Federal disclosure filings show that plenty of money was flowing through Washington immediately following Nov. 6. The most active political action committee in the weeks after the election belonged to the U.S. subsidiary of Swiss banking giant UBS AG. The company gave $122,000 in the three weeks following Election Day, the latest period for which information is available.
UBS has been ramping up its political giving in the past few years at the time that it has been sharply criticized, and even penalized, in Washington. UBS announced Wednesday that it has agreed to pay a $1.5 billion settlement with the U.S., British and Swiss governments for trying to manipulate a key interest rate used to price borrowing around the world.

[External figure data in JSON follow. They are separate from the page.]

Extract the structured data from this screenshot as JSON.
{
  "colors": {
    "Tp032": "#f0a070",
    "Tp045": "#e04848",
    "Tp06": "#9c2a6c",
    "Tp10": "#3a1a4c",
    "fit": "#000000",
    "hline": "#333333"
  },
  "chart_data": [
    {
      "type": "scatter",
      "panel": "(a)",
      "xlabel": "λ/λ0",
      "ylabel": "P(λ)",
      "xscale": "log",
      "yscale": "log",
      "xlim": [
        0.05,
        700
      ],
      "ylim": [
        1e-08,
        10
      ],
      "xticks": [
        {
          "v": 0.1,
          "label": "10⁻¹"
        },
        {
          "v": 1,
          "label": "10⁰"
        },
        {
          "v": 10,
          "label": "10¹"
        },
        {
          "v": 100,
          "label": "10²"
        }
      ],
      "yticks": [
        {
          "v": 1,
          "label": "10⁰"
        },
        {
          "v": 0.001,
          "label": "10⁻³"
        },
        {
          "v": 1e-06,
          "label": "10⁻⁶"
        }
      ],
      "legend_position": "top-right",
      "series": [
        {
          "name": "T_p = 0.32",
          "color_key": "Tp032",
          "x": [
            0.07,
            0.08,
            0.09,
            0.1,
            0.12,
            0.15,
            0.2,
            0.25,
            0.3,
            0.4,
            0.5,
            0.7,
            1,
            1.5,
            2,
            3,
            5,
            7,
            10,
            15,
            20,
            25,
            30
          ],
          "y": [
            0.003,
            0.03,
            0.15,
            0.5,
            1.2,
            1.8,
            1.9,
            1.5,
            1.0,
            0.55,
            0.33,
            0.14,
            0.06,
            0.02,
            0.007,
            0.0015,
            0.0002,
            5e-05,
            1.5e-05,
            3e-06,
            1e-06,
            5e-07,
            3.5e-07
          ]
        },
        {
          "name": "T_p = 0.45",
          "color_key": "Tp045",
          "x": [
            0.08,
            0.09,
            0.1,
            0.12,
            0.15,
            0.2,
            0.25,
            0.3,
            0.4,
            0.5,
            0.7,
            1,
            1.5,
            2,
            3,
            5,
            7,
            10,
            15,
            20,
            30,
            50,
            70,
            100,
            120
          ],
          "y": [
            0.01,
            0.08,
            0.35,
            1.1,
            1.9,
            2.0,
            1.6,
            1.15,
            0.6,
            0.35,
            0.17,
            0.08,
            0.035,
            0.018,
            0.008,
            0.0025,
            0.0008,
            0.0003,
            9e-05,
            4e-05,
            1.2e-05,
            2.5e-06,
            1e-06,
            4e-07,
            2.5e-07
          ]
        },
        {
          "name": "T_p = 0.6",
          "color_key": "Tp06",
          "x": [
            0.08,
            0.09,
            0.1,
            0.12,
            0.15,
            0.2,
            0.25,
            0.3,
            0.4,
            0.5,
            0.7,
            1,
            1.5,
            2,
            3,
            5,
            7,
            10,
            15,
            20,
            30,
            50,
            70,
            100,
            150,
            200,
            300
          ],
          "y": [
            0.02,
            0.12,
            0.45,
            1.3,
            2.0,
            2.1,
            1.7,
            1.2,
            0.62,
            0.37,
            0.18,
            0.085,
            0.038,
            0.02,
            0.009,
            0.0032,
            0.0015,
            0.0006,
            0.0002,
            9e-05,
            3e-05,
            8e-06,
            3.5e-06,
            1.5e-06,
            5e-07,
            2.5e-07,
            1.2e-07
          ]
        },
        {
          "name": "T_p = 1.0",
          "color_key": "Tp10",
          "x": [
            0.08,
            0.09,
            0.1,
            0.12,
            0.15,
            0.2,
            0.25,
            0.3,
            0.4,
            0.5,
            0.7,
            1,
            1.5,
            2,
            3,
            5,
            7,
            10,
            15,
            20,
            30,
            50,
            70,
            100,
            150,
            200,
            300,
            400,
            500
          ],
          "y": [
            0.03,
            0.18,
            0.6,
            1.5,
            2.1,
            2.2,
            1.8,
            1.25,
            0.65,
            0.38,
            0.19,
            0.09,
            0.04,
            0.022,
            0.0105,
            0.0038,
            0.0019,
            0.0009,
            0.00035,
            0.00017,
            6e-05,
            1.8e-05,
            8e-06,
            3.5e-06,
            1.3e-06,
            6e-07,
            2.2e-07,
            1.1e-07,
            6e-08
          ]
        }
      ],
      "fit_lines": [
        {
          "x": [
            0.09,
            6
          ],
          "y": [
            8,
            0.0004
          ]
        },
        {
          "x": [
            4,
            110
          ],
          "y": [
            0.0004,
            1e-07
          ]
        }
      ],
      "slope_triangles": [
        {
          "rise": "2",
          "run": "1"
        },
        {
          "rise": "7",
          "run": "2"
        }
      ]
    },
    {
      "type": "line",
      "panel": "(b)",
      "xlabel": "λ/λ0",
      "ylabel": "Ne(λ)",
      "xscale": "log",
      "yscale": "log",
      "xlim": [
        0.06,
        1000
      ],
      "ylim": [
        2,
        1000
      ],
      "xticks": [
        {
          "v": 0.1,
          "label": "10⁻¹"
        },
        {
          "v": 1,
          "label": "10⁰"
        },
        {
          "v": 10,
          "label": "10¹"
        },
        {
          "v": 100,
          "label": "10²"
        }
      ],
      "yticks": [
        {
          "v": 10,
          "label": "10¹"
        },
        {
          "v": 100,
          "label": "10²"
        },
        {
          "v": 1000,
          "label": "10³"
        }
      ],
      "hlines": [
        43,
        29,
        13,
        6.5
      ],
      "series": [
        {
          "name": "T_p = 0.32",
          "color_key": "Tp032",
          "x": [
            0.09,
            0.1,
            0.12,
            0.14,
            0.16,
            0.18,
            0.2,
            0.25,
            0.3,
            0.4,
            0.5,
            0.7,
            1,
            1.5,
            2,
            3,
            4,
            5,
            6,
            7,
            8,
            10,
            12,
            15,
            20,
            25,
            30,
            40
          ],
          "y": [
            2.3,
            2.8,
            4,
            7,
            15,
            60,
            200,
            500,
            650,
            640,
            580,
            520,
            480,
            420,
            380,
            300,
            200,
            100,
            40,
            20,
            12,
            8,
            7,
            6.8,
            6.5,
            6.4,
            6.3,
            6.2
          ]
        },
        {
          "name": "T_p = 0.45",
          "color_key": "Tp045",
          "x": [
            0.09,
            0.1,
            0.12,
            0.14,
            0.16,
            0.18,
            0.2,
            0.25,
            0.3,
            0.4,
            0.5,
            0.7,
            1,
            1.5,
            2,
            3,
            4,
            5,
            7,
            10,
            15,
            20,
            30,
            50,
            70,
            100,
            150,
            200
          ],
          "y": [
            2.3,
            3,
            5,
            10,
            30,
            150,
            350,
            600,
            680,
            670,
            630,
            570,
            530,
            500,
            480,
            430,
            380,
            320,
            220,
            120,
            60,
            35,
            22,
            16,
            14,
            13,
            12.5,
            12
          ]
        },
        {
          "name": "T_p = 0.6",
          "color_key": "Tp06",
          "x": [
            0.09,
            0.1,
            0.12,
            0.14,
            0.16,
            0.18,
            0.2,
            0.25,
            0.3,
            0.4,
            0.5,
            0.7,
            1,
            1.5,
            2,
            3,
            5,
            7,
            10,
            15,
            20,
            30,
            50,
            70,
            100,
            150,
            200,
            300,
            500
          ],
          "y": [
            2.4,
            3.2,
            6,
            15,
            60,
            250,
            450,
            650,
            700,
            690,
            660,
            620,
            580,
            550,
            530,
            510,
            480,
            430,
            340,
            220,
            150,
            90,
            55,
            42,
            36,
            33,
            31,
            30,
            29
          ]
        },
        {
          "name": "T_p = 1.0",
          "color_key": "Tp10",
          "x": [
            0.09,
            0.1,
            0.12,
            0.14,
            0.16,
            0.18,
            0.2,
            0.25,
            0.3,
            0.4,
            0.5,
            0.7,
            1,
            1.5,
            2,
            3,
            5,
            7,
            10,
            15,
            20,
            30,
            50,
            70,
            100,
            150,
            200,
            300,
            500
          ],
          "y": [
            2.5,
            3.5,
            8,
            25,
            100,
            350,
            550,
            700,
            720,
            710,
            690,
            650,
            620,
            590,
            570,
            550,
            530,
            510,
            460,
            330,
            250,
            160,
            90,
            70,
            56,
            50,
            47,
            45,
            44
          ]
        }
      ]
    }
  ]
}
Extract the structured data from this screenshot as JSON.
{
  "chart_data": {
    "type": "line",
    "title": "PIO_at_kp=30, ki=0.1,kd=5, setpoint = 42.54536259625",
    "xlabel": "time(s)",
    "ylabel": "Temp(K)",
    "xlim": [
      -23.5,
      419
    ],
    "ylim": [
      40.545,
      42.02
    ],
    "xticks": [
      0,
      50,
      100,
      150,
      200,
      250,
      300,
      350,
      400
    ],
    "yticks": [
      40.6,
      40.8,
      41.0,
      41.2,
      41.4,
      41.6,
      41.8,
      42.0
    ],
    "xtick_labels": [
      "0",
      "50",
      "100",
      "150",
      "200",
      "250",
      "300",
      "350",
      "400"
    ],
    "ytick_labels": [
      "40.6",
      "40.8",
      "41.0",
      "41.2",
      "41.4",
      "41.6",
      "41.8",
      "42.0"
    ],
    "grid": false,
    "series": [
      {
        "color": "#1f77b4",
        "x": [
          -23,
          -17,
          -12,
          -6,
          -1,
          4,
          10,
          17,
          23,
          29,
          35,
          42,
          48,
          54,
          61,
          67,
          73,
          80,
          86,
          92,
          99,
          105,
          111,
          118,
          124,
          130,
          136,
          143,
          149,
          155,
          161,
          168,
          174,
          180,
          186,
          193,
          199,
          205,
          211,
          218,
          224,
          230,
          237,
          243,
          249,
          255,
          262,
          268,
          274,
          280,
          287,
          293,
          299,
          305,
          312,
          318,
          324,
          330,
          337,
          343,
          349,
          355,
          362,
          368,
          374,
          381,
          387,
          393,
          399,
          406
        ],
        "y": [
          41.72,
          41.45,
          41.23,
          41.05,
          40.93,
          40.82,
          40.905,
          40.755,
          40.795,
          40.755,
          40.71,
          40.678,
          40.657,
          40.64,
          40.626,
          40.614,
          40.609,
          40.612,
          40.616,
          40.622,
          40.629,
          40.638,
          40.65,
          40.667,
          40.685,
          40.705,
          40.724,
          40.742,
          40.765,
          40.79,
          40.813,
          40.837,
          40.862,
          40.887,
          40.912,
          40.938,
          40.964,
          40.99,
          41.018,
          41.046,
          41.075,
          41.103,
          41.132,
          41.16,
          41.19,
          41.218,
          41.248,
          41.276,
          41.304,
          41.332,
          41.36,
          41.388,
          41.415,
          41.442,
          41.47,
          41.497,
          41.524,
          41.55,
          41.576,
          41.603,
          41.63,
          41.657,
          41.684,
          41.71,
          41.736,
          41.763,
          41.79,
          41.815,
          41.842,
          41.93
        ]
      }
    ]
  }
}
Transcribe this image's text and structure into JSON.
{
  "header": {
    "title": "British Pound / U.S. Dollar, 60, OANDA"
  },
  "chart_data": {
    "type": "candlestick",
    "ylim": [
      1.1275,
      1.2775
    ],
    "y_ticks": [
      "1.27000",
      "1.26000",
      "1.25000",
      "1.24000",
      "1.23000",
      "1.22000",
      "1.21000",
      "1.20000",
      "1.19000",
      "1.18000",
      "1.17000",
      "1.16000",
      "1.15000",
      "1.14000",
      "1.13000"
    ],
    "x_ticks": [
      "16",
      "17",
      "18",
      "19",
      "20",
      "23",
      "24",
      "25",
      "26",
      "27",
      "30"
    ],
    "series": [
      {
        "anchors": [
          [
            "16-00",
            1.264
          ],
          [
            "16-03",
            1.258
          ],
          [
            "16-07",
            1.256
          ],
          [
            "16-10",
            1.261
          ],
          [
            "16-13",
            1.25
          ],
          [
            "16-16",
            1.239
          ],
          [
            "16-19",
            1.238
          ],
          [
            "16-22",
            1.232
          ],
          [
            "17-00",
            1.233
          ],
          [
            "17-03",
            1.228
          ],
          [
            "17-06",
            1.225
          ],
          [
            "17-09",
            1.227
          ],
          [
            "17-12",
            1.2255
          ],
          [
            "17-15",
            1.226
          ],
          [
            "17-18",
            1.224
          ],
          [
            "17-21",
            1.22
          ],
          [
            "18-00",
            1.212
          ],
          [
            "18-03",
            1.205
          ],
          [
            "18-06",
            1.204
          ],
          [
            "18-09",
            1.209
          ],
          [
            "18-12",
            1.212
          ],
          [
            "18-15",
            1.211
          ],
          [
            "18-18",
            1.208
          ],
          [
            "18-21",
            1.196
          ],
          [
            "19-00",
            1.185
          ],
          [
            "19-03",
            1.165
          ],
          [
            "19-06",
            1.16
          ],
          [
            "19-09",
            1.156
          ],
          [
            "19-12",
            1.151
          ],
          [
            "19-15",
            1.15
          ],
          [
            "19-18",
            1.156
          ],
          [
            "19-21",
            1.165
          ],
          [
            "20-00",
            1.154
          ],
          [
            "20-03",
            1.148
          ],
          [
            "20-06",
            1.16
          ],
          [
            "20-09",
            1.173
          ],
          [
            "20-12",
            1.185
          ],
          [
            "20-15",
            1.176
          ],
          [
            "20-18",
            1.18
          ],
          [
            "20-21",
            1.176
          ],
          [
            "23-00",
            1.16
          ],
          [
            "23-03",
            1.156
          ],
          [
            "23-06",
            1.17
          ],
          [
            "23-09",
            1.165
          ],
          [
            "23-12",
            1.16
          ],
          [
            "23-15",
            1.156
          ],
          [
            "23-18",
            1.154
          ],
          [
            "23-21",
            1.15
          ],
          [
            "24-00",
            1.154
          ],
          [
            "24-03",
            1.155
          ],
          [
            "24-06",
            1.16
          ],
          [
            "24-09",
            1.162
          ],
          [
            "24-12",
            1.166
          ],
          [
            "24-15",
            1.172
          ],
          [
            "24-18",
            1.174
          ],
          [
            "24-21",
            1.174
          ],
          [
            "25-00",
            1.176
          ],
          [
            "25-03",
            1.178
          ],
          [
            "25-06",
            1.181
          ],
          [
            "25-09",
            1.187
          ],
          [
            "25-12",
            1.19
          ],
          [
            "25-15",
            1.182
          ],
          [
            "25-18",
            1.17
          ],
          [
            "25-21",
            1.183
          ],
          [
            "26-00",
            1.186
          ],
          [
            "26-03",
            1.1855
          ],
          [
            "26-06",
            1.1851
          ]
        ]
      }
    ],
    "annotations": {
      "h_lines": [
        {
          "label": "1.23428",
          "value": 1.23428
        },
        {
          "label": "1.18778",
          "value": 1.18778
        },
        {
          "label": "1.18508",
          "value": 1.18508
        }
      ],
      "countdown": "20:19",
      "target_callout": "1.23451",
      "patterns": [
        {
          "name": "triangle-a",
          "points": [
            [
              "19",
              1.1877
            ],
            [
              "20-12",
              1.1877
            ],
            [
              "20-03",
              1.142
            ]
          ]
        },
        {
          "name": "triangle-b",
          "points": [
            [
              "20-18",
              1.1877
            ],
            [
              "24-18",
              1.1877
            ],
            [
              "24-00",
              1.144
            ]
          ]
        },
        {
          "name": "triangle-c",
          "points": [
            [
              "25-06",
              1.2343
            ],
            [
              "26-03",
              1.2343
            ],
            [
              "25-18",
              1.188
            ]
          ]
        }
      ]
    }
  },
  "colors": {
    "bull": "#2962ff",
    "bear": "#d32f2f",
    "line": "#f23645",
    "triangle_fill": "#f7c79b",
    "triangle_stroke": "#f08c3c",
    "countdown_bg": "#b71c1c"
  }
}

The bank’s $122,000 in contributions from Nov. 7 through Nov. 26 are more than twice the $51,500 given by the second-most-active PAC, belonging to the Credit Union National Association. Other top PACs included those of Verizon, which gave $47,500, and General Electric, which gave $32,500.
The UBS PAC favored Democrats, giving $26,000 to 10 party members of the House Financial Services Committee, including Reps. Gregory W. Meeks (N.Y.) and Michael E. Capuano (Mass.).
A few lawmakers sought to draw in contributions for recounts and to retire debt from the campaigns. But the most prolific fundraiser in the House, Rep. Shelley Moore Capito (R-W.Va.), appeared to be getting a head start on 2014 before her Nov. 26 announcement that she would challenge Sen. John D. Rockefeller IV (D) in what’s expected to be one of the tightest Senate contests in two years.
Capito raised $146,000 in the weeks after Election Day, almost all of it from corporate PACs, including more than $100,000 on the day she announced her bid. Four PACs gave Capito the maximum $10,000 donation: the Credit Union National Association, the National Beer Wholesalers Association, the American Bankers Association, and FirstEnergy Corp., which provides power to most of her home state.
Kent Gates, a political adviser to Capito, said that the congresswoman has stepped up fundraising throughout the cycle in anticipation of pursuing the Senate seat.
Several in the incoming class of senators wasted no time in setting up a “leadership PAC,” a fund that allows them to accept political money that they can give to other lawmakers or use for political or personal expenses. Sens.-elect Deb Fischer (R-Neb.), Mazie Hirono (D-Hawaii), Timothy M. Kaine (D-Va.), Ted Cruz (R-Tex.) and Heidi Heitcamp (D-N.D.) have all created leadership PACs.
Leadership PACs were so named because they were first created by leaders in both parties to support allied lawmakers, building allegiances within their caucuses and helping to secure the votes needed for plum leadership posts and chairmanships. But in recent years, lawmakers further and further down the totem pole have begun forming the committees, making the political PAC into a standard accoutrement for any aspiring Hill power player.
Several House candidates created leadership PACs even before the election, including Republicans Ron DeSantis (Fla.), Ann Wagner (Mo.) and Roger Williams (Tex.).
Rep.-elect Derek Kilmer (D-Wash.), already in tune with trends in PAC nomenclature, formed the Defense, Economic Renewal, Education and Knowledge PAC, or Derek PAC, on Oct. 2, a full month before he was elected to the seat of retiring Rep. Norm Dicks (D).